Information managers lose a decade to track down papers for public release
Phil Greenwood, Director at Iron Mountain
The timeframe for releasing archived records into the public domain has changed from 30 years to 20. To most people, changing a requirement from a very long time to a long time doesn’t sound that dramatic. But for the organisations charged with meeting that commitment, it’s a big step. Now a study[i] reveals that one in three public sector bodies doesn’t even realise the law has changed. The National Archives, whose vast vaults take delivery of all those documents, appears to have quite a challenge on its hands.
The reason behind the rule is the Government’s commitment to greater transparency. Among the many tens of thousands of documents transferred to The National Archives you will find the minutes of Cabinet meetings and other internal government files, notes and studies. This is not just the minutiae of democracy in action; it’s the evidence of what decisions were made about the big political and global issues of the day, who made them and how; and what information was collected, about who and why.
Under the 30-year rule, 2014 revealed to us the government debates around the 1984 Miners’ strike or the IRA bomb at the Grand Hotel in Brighton. Under the 20 year rule this year would also have revealed what went on behind closed doors in 1994, the year that the Channel Tunnel opened for business and the IRA declared a cease-fire.
All this depends on public sector bodies tracking down the relevant papers, preparing them for release and submitting them to the National Archives. Organisations that fail to meet this requirement could find themselves in breach of the Public Records Act, and at risk of a possible fine.
We spoke to 150 senior executives responsible for information management and digital transformation in a wide range of public sector bodies. A third (30 per cent) are unaware the rule even exists, and a further 36 per cent know what is required of them but have yet to do anything about it. This is despite the fact that the law came into force in January 2013, with a phased introduction over ten years. For those who are struggling to comply, this is mainly because they need more time (76 per cent), greater competence (64 per cent), additional resources (45 per cent) and information (39 per cent).

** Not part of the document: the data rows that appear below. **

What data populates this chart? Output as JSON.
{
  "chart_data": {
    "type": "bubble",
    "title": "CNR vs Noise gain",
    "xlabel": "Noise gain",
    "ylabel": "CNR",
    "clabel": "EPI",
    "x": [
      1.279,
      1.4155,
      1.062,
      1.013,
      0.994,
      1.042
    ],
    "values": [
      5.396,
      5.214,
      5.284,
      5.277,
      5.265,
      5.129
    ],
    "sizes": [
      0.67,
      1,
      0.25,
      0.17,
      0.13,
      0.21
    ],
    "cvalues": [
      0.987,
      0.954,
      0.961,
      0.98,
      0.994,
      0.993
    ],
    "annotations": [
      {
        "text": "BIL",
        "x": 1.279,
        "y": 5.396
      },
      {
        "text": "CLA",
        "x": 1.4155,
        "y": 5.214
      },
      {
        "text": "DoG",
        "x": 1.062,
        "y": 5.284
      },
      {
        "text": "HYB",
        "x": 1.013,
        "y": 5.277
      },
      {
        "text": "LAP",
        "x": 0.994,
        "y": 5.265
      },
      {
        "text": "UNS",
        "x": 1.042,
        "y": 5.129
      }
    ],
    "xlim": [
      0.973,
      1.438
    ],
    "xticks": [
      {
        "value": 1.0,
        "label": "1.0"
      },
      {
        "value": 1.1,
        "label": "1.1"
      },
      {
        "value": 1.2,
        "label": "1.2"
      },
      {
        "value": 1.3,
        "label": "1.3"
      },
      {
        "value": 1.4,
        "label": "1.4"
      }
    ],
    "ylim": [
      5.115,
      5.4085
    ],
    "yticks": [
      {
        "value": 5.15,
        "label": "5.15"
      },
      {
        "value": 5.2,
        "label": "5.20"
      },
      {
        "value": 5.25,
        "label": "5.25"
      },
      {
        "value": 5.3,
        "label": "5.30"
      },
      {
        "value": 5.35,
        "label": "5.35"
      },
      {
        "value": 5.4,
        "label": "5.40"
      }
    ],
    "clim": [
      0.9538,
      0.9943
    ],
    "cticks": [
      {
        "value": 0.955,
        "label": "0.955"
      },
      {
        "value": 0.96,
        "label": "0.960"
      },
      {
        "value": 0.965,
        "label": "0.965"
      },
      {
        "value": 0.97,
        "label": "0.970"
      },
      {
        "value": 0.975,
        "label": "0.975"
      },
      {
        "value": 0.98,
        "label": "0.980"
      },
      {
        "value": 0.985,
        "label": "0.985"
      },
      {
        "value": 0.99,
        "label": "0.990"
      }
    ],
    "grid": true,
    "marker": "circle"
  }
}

Effective information management is the key to meeting the new requirement. Just stacking up boxes of bulging Manila folders won’t be enough in a world of ever-growing information volumes and variety. The information that records and tracks the decisions made at times of political, economic, defence and cultural significance, by those we have chosen to represent us at, needs to be filed somewhere it can be protected and found.
The public sector organisations we spoke to are grappling with the practical implementation of this. They want support to meet the demands of the new law, and they need that support on several fronts. For many, the 30-to-20 year transition has exposed a gap in information and expertise when it comes to tracking down and preparing dormant documents for submission. This is where the use of trusted external partners can have a real impact, adding those resources and smoothing the process. For example, since the Act came into force, we have worked with multiple government departments to enable them to assess and review in excess of two million files, which allows them to be compliant with the new legislative requirements in a cost effective way.
At the same time, public sector organisations need to lay the foundations for the future. The shorter time frames for submission are here to stay. This requires watertight information management processes for the information created today. Inactive files need to be effectively indexed and securely stored, preferably offsite, for rapid search and retrieval when required. And the story doesn’t end when the documents, discs and tapes roll up outside The National Archives.
The Archives hold 11 million government and legal documents, and the number continues to grow. It retains for posterity just five per cent of all the documents received. The judgement of which documents to keep is made in collaboration with the submitting entity. Public sector organisations need a deep understanding of what information they hold. Then they will be best placed to ensure that what is kept today, is what history will need tomorrow.
[i] Information Management in the UK Public Sector, Coleman Parkes for Iron Mountain, April 2014. The study questioned 150 senior information management, transformation, IT, procurement and record management executives in central government departments, executive agencies, non-departmental government bodies and arms-length bodies.